Parità di genere o tutela di una categoria “protetta”?
In questi giorni il Parlamento italiano sta discutendo le modifiche da apportare all’Italicum, la nuova legge elettorale proposta da Renzi – e Berlusconi-. Tra gli emendamenti proposti c’è anche quello sulla parità di genere.
La nuova legge elettorale non è ancora stata approvata, ma fa già discutere. Non si parla solo di liste, di candidati, di quota di sbarramento, ma anche di parità di genere.
Le parlamentari italiane hanno infatti deciso che un Paese democratico debba rispettare in tutto e per tutto la parità di genere. Le donne della politica vorrebbero infatti che non solo le liste contenessero il 50% dei candidati di sesso femminile, ma che questo obbligo si espandesse alla lista eletta.
E la libera scelta dell’elettore dove andrebbe a finire?
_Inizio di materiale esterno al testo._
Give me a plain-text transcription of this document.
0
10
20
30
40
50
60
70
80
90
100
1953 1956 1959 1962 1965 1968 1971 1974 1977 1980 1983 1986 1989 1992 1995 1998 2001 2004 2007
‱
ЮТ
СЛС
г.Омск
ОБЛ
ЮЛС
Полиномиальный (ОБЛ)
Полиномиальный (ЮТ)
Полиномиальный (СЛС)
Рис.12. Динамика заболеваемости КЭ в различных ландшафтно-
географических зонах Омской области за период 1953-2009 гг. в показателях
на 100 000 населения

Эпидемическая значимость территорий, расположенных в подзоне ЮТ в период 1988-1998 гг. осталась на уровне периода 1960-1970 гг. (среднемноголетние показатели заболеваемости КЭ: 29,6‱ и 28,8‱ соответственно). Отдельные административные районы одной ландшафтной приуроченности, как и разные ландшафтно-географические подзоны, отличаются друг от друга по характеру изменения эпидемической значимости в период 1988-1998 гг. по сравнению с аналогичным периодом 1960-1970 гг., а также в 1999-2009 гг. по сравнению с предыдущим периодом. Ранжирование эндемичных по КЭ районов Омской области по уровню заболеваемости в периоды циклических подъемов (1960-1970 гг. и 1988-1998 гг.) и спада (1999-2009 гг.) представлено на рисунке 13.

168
Perché io – e lo dico da donna – devo essere obbligata a votare candidati che, a prescindere dal genere – non rispecchiano la mia volontà di voto?
L’obbligo di inserire – ed eventualmente eleggere – il 50% di candidati donna attuerebbe realmente la parità di genere?
E noi donne, siamo d’accordo con l’essere paragonate alle “liste speciali“?
E’ una disabilità essere donna?
Ogni volta che una critica viene rivolta ad una parlamentare si rischia sempre di essere tacciati di sessismo. Quanto è inflazionata questa parola che ho sentito ripetere non so quante volte dalla Presidente Boldrini. Ma è sempre sessista ogni critica rivolta nei confronti di una donna? E soprattutto, se non è la società, nella praticità della vita quotidiana, ad “accettare” questa parità di genere, come pensa lo stato di renderla reale? Obbligando forse l’elettore a scegliere, magari a caso, il 50% dei suoi rappresentanti tra le donne?
Prima di obbligare noi elettori – più di quanto già non lo siamo con le liste bloccate – a NON scegliere i nostri rappresentanti politici, sarebbe il caso di costringere i datori della donna lavoratrice, che svolge lo stesso ruolo e nelle stesse ore del suo collega uomo, a retribuirla in egual modo. O punire pesantemente chiunque obblighi una donna a firmare contestualmente il contratto di assunzione e una lettera di dimissioni in bianco.
Questi problemi, purtroppo, li conosciamo tutti. Ma questa parità di genere tanto acclamata dalle nostre parlamentari, tanto sostenuta da molte donne, non viene messa sotto i piedi da noi stesse quando, ad esempio, in un periodo particolare come quello della gravidanza, abusiamo di diritti ottenuti con il sangue e con sforzi enormi da chi ci ha precedute? Donne senza problemi che abusano della dicitura “gravidanza a rischio”, altre donne che sfruttano il contratto a tempo indeterminato per fare figli e pesare sulle spalle del datore di lavoro, altre ancora che utilizzano le ore concesse durante il periodo della maternità per fare tutto, tranne che occuparsi dei propri figli. Gli uomini a queste donne, cosa dovrebbero dire della parità di genere?
Per non parlare degli insulti – questi sì sessisti – che donne rivolgono ad altre donne. Una bella donna, ad esempio, arriva a rivestire un ruolo importante solo se ” l’ha data” a qualcuno più in alto di lei. Un’altra, che magari può indossare in modo impeccabile una minigonna, o un top un po’ più scollato, è sicuramente di facili costumi – e questo non accade solo nei paesini dell’estremo sud –
Ritornando però al discorso iniziale, io sarei felicissima di eleggere una lista con il 100% di candidati uomini, ma seri, professionali e attenti al bene del Paese, piuttosto che una lista 50 e 50 – come il burro – che non sa fare neanche un quarto del lavoro che dovrebbe.
Io scelgo la meritocrazia alla parità – formale – di genere!
Un Paese che ha bisogno di una legge sulla parità di genere o sulle quote rosa per sentirsi democratico, a mio avviso, ha un bel po’ di problemi da risolvere!